Example Auto-Generated Evaluation Criteria
Seven criteria Skill Creator automatically generated for a social media post generation skill:
| # | Criteria | Description |
|---|---|---|
| 1 | Platform coverage | Was a post generated for every specified platform? |
| 2 | Language match | Was it written in the requested language? |
| 3 | X character limit | Does the X (Twitter) post respect the character limit? |
| 4 | Hashtags | Were appropriate hashtags included? |
| 5 | Factual content | Is the content factually consistent with the source material? |
| 6 | Tone differentiation | Is the tone appropriately differentiated per platform? |
| 7 | Tone compliance | Does it follow the specified tone guidelines? |
If scores differ meaningfully with and without the skill, the skill has value. If scores are similar, the model already has the capability and the skill is unnecessary.
Skill Creator V2: Automate the Full Lifecycle
With Skill Creator upgraded to V2, it goes beyond simple generation to automate the entire skill lifecycle.
Installation and Usage
- Run
/plugin - Search for “skill creator skill” and install
- Describe the desired skill in natural language
- Automatic: skill generation → test case generation → benchmark execution → result review
The Automated Loop
Improving existing skills is also supported. Hand an existing skill to Skill Creator and it benchmarks current performance, identifies areas for improvement, and optimizes iteratively.
Built-in progressive disclosure guidance walks users through skill creation step by step, making it accessible even for those without prior skill-writing experience.
Improved Implicit Triggering
Previous versions had reliability issues with implicit triggers (auto-execution without a slash command). V2 has the Skill Creator perform description optimization alongside skill generation, significantly improving implicit triggering accuracy. The skill’s description is automatically refined to communicate more clearly to the model when to invoke it.
New Frontmatter Options
New frontmatter options in V2 enable fine-grained control over skill behavior.
| Option | Description |
|---|---|
user_invocable: false | Only the model can trigger it; users cannot invoke it directly |
user_enable: false | Users cannot invoke it via slash command |
allow_tools | Restrict which tools the skill can use |
model | Specify the model to run the skill with |
context: fork | Run the skill in a sub-agent |
agents | Define sub-agents (requires context: fork) |
hooks | Define per-skill hooks in YAML format |
The context: fork + agents combination is particularly interesting. It delegates skill execution to a separate sub-agent, so the skill works independently without contaminating the main context. The benchmarking system’s multi-agent A/B test also runs on this foundation.
user_invocable: false is useful for creating “background skills” that aren’t exposed to users and are invoked internally by the model based on its own judgment.
Quick Links
Insights
The core of this V2 update is that the effectiveness of a skill can now be measured objectively.

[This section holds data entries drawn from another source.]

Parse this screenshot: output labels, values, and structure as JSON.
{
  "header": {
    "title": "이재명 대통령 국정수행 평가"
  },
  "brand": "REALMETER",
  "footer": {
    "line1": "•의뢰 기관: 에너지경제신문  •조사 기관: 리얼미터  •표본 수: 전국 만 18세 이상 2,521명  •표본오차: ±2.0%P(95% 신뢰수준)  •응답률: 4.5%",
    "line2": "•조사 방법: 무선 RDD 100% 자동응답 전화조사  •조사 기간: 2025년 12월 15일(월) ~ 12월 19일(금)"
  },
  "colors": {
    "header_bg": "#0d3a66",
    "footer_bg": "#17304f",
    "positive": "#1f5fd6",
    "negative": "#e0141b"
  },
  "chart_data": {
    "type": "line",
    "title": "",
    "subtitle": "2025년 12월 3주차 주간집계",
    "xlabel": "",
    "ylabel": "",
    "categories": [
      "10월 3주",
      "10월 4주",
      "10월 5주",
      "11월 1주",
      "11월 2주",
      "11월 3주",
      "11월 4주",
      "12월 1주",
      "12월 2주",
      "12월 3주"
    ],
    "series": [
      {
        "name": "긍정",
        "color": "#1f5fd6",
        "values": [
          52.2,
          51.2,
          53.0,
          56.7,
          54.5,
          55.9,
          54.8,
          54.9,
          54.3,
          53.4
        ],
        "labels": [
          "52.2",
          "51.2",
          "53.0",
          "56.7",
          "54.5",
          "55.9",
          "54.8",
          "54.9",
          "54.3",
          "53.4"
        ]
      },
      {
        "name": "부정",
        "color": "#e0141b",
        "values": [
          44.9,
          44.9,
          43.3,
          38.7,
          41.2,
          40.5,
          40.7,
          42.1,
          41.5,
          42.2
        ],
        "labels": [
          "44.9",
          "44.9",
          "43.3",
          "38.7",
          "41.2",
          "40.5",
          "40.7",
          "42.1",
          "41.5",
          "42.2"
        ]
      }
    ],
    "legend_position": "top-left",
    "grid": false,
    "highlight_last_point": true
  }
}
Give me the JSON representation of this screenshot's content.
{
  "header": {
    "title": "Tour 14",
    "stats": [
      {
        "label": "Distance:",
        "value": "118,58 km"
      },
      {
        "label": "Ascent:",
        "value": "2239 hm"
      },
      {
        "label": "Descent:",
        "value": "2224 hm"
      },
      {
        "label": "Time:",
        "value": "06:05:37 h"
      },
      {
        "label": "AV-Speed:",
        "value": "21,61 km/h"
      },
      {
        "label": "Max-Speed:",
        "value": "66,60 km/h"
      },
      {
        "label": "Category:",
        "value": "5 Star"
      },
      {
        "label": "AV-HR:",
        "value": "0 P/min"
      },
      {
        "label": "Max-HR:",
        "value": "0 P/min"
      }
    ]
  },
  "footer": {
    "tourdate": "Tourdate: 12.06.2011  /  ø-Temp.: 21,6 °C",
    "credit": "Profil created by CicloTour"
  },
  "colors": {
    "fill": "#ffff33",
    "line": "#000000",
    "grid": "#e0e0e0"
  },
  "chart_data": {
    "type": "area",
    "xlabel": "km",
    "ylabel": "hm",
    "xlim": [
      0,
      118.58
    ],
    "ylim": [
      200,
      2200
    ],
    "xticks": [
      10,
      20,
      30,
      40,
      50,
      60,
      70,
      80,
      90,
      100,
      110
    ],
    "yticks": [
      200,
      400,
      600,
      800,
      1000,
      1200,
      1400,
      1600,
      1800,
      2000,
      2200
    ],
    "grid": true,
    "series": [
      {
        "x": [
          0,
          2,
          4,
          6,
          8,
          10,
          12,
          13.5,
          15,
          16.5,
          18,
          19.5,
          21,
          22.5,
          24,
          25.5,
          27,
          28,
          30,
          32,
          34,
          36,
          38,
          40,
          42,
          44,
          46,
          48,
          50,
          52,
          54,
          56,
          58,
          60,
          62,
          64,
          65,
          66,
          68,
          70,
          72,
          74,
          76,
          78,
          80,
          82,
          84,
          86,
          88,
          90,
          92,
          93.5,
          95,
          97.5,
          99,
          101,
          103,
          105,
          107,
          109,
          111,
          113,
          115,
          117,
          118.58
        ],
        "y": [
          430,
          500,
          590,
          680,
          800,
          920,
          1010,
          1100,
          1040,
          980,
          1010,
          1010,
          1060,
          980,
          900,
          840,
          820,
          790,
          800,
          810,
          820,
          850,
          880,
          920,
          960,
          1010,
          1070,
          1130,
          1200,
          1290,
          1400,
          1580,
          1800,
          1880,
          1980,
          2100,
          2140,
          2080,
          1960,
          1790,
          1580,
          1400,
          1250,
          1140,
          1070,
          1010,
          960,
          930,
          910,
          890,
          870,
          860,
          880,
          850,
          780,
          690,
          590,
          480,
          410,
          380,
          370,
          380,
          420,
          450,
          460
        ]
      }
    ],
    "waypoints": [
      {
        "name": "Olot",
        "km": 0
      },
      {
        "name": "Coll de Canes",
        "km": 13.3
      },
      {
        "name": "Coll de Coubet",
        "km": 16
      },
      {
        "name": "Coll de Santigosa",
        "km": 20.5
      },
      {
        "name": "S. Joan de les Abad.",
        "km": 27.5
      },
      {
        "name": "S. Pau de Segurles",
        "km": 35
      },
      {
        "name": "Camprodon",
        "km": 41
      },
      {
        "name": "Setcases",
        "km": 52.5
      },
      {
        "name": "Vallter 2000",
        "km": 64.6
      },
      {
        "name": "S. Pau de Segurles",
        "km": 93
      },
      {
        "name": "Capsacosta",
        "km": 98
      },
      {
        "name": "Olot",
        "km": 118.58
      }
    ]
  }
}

Until now, skills operated on the assumption that “adding a skill will make things better.” With built-in benchmarking, you can finally determine with data whether a skill actually improves output quality, or whether you’re adding unnecessary prompt overhead on top of something the model already handles well.
The Capability Uplift vs. Inquiry Preference classification is equally practical. Instead of treating all skills identically, it provides a framework for distinguishing skills that should naturally be retired as the model advances from skills that should be maintained permanently.
Skill Creator V2 automating the generation-evaluation-improvement loop dramatically lowers the barrier to entry. Skill writing used to be squarely in the domain of prompt engineering. Now you just describe what you want, and an optimized, benchmark-validated skill comes out the other end. The skill ecosystem is set to grow rapidly in both quantity and quality.